After the violence, we see various naked and now headless bodies as they’re dragged across the floor on their stomachs, presumably because showing us the actors’ genitals would cross a line. A one-eyed priest, Father Saul (Thomas Kretschmann), hangs out by a lit brazier at the far end of a vast, sparingly lit cell. He’s presented with the flayed skin of one of the Zorastrians’ victims. He makes a face as he pores over the bloody, tattooed skin like it’s a holy text. “Deliver Us” simultaneously is, and it isn’t that kind of movie.
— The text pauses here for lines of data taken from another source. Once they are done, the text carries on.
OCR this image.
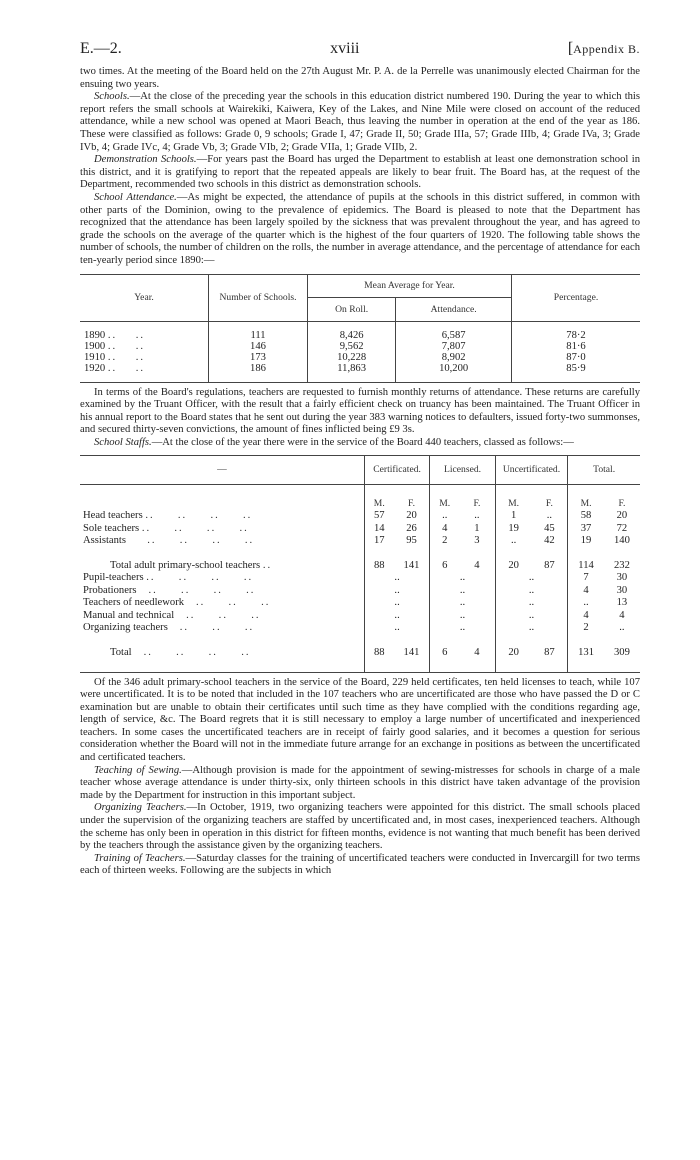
E.—2.	xviii	[Appendix B.

two times. At the meeting of the Board held on the 27th August Mr. P. A. de la Perrelle was unanimously elected Chairman for the ensuing two years.

Schools.—At the close of the preceding year the schools in this education district numbered 190. During the year to which this report refers the small schools at Wairekiki, Kaiwera, Key of the Lakes, and Nine Mile were closed on account of the reduced attendance, while a new school was opened at Maori Beach, thus leaving the number in operation at the end of the year as 186. These were classified as follows: Grade 0, 9 schools; Grade I, 47; Grade II, 50; Grade IIIa, 57; Grade IIIb, 4; Grade IVa, 3; Grade IVb, 4; Grade IVc, 4; Grade Vb, 3; Grade VIb, 2; Grade VIIa, 1; Grade VIIb, 2.

Demonstration Schools.—For years past the Board has urged the Department to establish at least one demonstration school in this district, and it is gratifying to report that the repeated appeals are likely to bear fruit. The Board has, at the request of the Department, recommended two schools in this district as demonstration schools.

School Attendance.—As might be expected, the attendance of pupils at the schools in this district suffered, in common with other parts of the Dominion, owing to the prevalence of epidemics. The Board is pleased to note that the Department has recognized that the attendance has been largely spoiled by the sickness that was prevalent throughout the year, and has agreed to grade the schools on the average of the quarter which is the highest of the four quarters of 1920. The following table shows the number of schools, the number of children on the rolls, the number in average attendance, and the percentage of attendance for each ten-yearly period since 1890:—

Year.	Number of Schools.	Mean Average for Year.		Percentage.
		On Roll.	Attendance.	

1890 ..    ..	111	8,426	6,587	78·2
1900 ..    ..	146	9,562	7,807	81·6
1910 ..    ..	173	10,228	8,902	87·0
1920 ..    ..	186	11,863	10,200	85·9

In terms of the Board's regulations, teachers are requested to furnish monthly returns of attendance. These returns are carefully examined by the Truant Officer, with the result that a fairly efficient check on truancy has been maintained. The Truant Officer in his annual report to the Board states that he sent out during the year 383 warning notices to defaulters, issued forty-two summonses, and secured thirty-seven convictions, the amount of fines inflicted being £9 3s.

School Staffs.—At the close of the year there were in the service of the Board 440 teachers, classed as follows:—

—	Certificated.		Licensed.		Uncertificated.		Total.	

	M.	F.	M.	F.	M.	F.	M.	F.
Head teachers ..     ..     ..     ..	57	20	..	..	1	..	58	20
Sole teachers ..     ..     ..     ..	14	26	4	1	19	45	37	72
Assistants     ..     ..     ..     ..	17	95	2	3	..	42	19	140

Total adult primary-school teachers ..	88	141	6	4	20	87	114	232
Pupil-teachers ..     ..     ..     ..	..		..		..		7	30
Probationers   ..     ..     ..     ..	..		..		..		4	30
Teachers of needlework   ..     ..     ..	..		..		..		..	13
Manual and technical   ..     ..     ..	..		..		..		4	4
Organizing teachers   ..     ..     ..	..		..		..		2	..

Total   ..     ..     ..     ..	88	141	6	4	20	87	131	309

Of the 346 adult primary-school teachers in the service of the Board, 229 held certificates, ten held licenses to teach, while 107 were uncertificated. It is to be noted that included in the 107 teachers who are uncertificated are those who have passed the D or C examination but are unable to obtain their certificates until such time as they have complied with the conditions regarding age, length of service, &c. The Board regrets that it is still necessary to employ a large number of uncertificated and inexperienced teachers. In some cases the uncertificated teachers are in receipt of fairly good salaries, and it becomes a question for serious consideration whether the Board will not in the immediate future arrange for an exchange in positions as between the uncertificated and certificated teachers.

Teaching of Sewing.—Although provision is made for the appointment of sewing-mistresses for schools in charge of a male teacher whose average attendance is under thirty-six, only thirteen schools in this district have taken advantage of the provision made by the Department for instruction in this important subject.

Organizing Teachers.—In October, 1919, two organizing teachers were appointed for this district. The small schools placed under the supervision of the organizing teachers are staffed by uncertificated and, in most cases, inexperienced teachers. Although the scheme has only been in operation in this district for fifteen months, evidence is not wanting that much benefit has been derived by the teachers through the assistance given by the organizing teachers.

Training of Teachers.—Saturday classes for the training of uncertificated teachers were conducted in Invercargill for two terms each of thirteen weeks. Following are the subjects in which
Father Saul soon returns, though he’s obviously not a protagonist. Rather, he chases blinkered Father Fox (Lee Roy Kunz, also the movie’s co-writer/director/producer) from Russia to Estonia after Father Fox is called in by the Vatican for a special mission. Fox’s presence is specifically requested by Sister Yulia (Maria Vera Ratti), a Russian nun who becomes mysteriously pregnant with twins after a suggestive scene where she’s assailed by wind noises and flickering lights. 

By the time we meet Fox, he’s already developed a reputation, having assisted with an exorcism in Murmansk. No, really. Father Fox reluctantly takes Yulia’s case, though only after seeking counsel from his Estonian partner Laura (Jaune Kimmel). Laura encourages Fox while he calmly and methodically chops red cabbage in extreme closeup. Laura has faith in her relationship and even alludes to her bright future life with the good father when they’ll settle down in, uh, Canada.

So Father Fox travels to Yulia’s Russian convent with the impressionable Cardinal Russo (Alexander Siddig), a curiously accented Catholic who thinks the weirdest things are “fascinating.” Together, Fox and Russo help Yulia give birth to twins, one of whom might be “the Christ child” and one of whom could be the Antichrist. The Vatican wants to abort both kids just to be safe. Father Saul also wants Yulia’s children, so he follows her and Fox to Laura’s secluded Estonian estate. Fox also experiences campy visions, including a nightmare where he delivers the twins from an icy lake. In at least one scene, the twins exhibit psychic powers. One of them speaks with a husky adult male voice.